We wanted to reach lawyers and judges who were working on deportation cases. We wanted to stop the practice of deportation under Diplomatic Assurance as a guarantee against torture. The big success here was to get the point established within the European Court of Human rights that you couldn't trade off rights. The UK had sought to argue that a slight risk of torture for a small number of people was acceptable where it was done in the name of enhanced security for many more people. Winning that argument against the UK position in the European Court of course had immediate influence right across Europe and it also allowed us to lift out judicial comments and use these in our approaches to political leaders in other countries, using what the European Court or House of Lords had said.

Then, in the UK, a Lord Justice of Appeal called Guantanamo a legal black hole. This was something Amnesty could never have said on its own, but we could and did use this senior Judge's quote. So we campaigned using the quotes from other influential people who were calling for Guantanamo to be closed. We were no longer by that time so much leading that call, but embracing a wider and more influential call for the same end.

Once we had sufficient groundswell of opinion, then even President Bush of the US felt he had to agree, that Guantanamo should be shut and that more generally people should be treated fairly.
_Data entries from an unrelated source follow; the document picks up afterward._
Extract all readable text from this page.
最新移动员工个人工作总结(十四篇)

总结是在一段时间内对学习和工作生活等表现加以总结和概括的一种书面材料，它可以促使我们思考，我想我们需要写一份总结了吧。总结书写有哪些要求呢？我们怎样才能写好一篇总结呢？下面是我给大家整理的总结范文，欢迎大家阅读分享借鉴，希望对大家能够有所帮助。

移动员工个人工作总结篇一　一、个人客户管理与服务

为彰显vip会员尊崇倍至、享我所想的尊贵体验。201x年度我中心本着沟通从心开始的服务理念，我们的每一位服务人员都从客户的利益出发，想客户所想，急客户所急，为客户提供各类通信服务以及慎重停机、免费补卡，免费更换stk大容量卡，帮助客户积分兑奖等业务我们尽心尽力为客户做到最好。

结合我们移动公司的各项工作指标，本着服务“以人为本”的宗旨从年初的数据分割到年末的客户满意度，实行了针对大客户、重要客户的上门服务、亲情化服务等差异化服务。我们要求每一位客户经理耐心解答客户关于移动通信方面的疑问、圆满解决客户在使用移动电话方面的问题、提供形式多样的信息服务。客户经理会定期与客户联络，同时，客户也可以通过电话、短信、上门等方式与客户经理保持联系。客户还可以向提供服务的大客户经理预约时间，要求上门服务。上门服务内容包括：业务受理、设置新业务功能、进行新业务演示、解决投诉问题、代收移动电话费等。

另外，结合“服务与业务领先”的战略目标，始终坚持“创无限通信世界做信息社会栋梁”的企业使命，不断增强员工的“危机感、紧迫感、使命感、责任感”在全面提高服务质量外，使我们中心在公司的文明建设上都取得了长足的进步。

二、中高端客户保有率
Our analysis was never that President Bush would close Guantanamo that would be too much of an admission of wrong doing, but we did analyse that we could create the public space for the next administration to be comfortable with the idea of closure, especially with the and then what work we carried out. We needed to establish what would be acceptable after closure treatment for all of Guantanamo's inmates in terms of where they would be sent, fair and open trials and so on. We also began researching and reporting on other sites in other countries around the world where so called war on terror detainees are being held without rights, that they should fall under the same standards, that inmates would be given safe return, open trials etc.. By working on these scenarios ahead of formal commitment to close Guantanamo we created the means for our aim to come true. We are now researching these other sites and advocating for access by Red Cross and other human rights organisations and lawyers. We built a 12 point plan around these points and sought to have the document endorsed by Paliamentarians from around the world. So far we have over 1300 endorsements. We then brought this document to the US and into meetings with House and Senate leaders. We had also been running a campaign within the US and through these moves now have the three front runners for the Presidency each agreed to close Guantanamo if elected, and one of whom has agreed to full restoration of habeas corpus for those detainees (currently denied these rights in the US). Certainly they were pressured into this, but equally important they were made comfortable with the idea of closing Gunatanamo because the way forward was well mapped out for them and they could see that closing Guantanamo would help to distance themselves from the current administration which has done so much damage to America's good name across the globe.